Sometimes he is silent regarding his counterpart’s rulings, sometimes he has a short comment about them, and sometimes his glosses are much lengthier than Karo’s text. The first gloss in this compendium is an example of the latter. Isserles, commenting on just ten of Karo’s words, goes on at length, quoting not only scripture and previous legal sources as he is wont to often do, but even a philosophical work.

And then, in the very first gloss in this lengthy multi-volume compendium, he makes a comment that might seem curious for a religion focused not on beliefs or emotions, but on action, “And he should not feel shame because of those people who ridicule him in the work of the Lord, blessed be His Name.”

Most people are deathly afraid of what other people will say. And, so they conform. They just go with the flow. They never step out of line. I’m not sure how you would say this in 16th Century Polish, but what Isserles says here is, basically, screw that.

Recognize that those who try to do the right thing will always face opposition. This is just the nature of the world. Inoculate yourself, so you may continue to do the work. Know that there will be forces arrayed against you, and plow forward and overcome them. And, just like Ellie and Edwin, do not feel shame because of those people who ridicule you in the work of the Lord, blessed be His Name.

Saturday, August 1, 2020

We Forge On

Saturday morning, I officiated Cydney and James’ wedding ceremony in Farmers Branch, Texas. All participants are in this picture! (Masks were removed just for the ceremony, in case you were wondering, which under the Governor’s executive order, is kosher.) At the end of the ceremony, before James broke the glass, I shared these words with them:

When the Temple was destroyed, many responded by going into a perpetual state of deep mourning, refusing to eat meat or drink wine. 

A great sage, Rabbi Joshua, challenged a group of these people: “My sons… why do you not eat meat nor drink wine?” They indignantly replied: “Shall we eat flesh which used to be brought as an offering… drink wine which used to be poured as a libation?” 

Rabbi Joshua challenged them not to eat certain fruits or even bread, since these too were offered in the Temple. They managed to wiggle out of those challenges, with their idea intact, saying they would eat other foods. He reminded them that once a year, water was offered, and so, by their logic, they could not drink water. Now, they were stumped. 

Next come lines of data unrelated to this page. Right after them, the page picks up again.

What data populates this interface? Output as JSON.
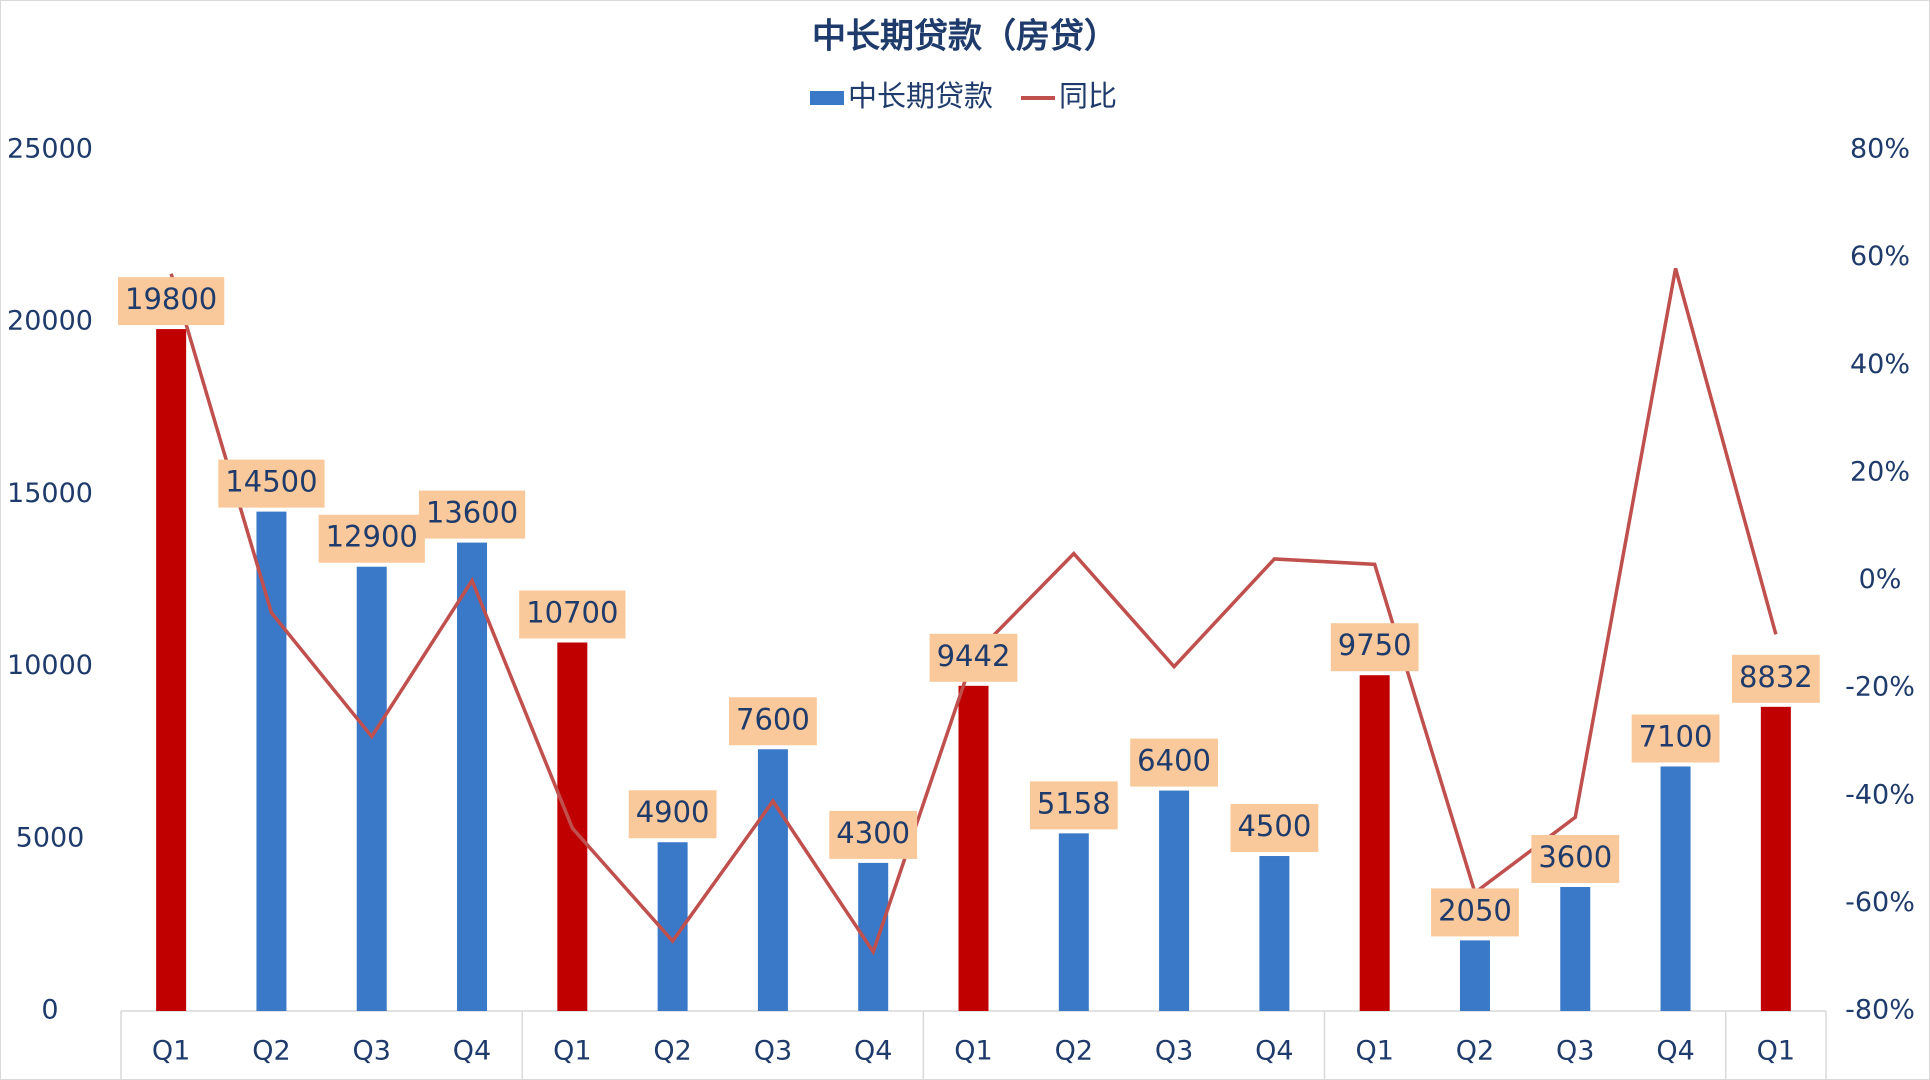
{
  "chart_data": {
    "type": "bar",
    "title": "中长期贷款（房贷）",
    "categories": [
      "Q1",
      "Q2",
      "Q3",
      "Q4",
      "Q1",
      "Q2",
      "Q3",
      "Q4",
      "Q1",
      "Q2",
      "Q3",
      "Q4",
      "Q1",
      "Q2",
      "Q3",
      "Q4",
      "Q1"
    ],
    "series": [
      {
        "name": "中长期贷款",
        "color": "#3a78c8",
        "type": "bar",
        "point_colors": [
          "#c00000",
          "#3a78c8",
          "#3a78c8",
          "#3a78c8",
          "#c00000",
          "#3a78c8",
          "#3a78c8",
          "#3a78c8",
          "#c00000",
          "#3a78c8",
          "#3a78c8",
          "#3a78c8",
          "#c00000",
          "#3a78c8",
          "#3a78c8",
          "#3a78c8",
          "#c00000"
        ],
        "values": [
          19800,
          14500,
          12900,
          13600,
          10700,
          4900,
          7600,
          4300,
          9442,
          5158,
          6400,
          4500,
          9750,
          2050,
          3600,
          7100,
          8832
        ]
      },
      {
        "name": "同比",
        "color": "#c0504d",
        "type": "line",
        "axis": "y2",
        "values": [
          57,
          -6,
          -29,
          0,
          -46,
          -67,
          -41,
          -69,
          -14,
          5,
          -16,
          4,
          3,
          -58,
          -44,
          58,
          -10
        ]
      }
    ],
    "ylim": [
      0,
      25000
    ],
    "yticks": [
      0,
      5000,
      10000,
      15000,
      20000,
      25000
    ],
    "y2lim": [
      -80,
      80
    ],
    "y2ticks": [
      {
        "value": -80,
        "label": "-80%"
      },
      {
        "value": -60,
        "label": "-60%"
      },
      {
        "value": -40,
        "label": "-40%"
      },
      {
        "value": -20,
        "label": "-20%"
      },
      {
        "value": 0,
        "label": "0%"
      },
      {
        "value": 20,
        "label": "20%"
      },
      {
        "value": 40,
        "label": "40%"
      },
      {
        "value": 60,
        "label": "60%"
      },
      {
        "value": 80,
        "label": "80%"
      }
    ],
    "label_box_color": "#f9c99b"
  }
}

Then he said, “To not mourn at all is impossible… to mourn too much is also impossible… The Sages, therefore… ordained: A man may stucco his house, but he should leave a little bare… A woman can put on all her jewelry but leave off one item.” This is, likely, the origin of the next custom. 

We are currently experiencing a calamity, without precedent. One could respond in different ways, just as Jews responded to the Temple’s destruction in different ways. Obviously, response to trauma does not follow logic. However, we should aspire to respond as Rabbi Joshua suggested then and as you do today. 

While not minimizing the suffering we see around us, we adapt, and by the grace of God, with hopes for a better future, we forge on.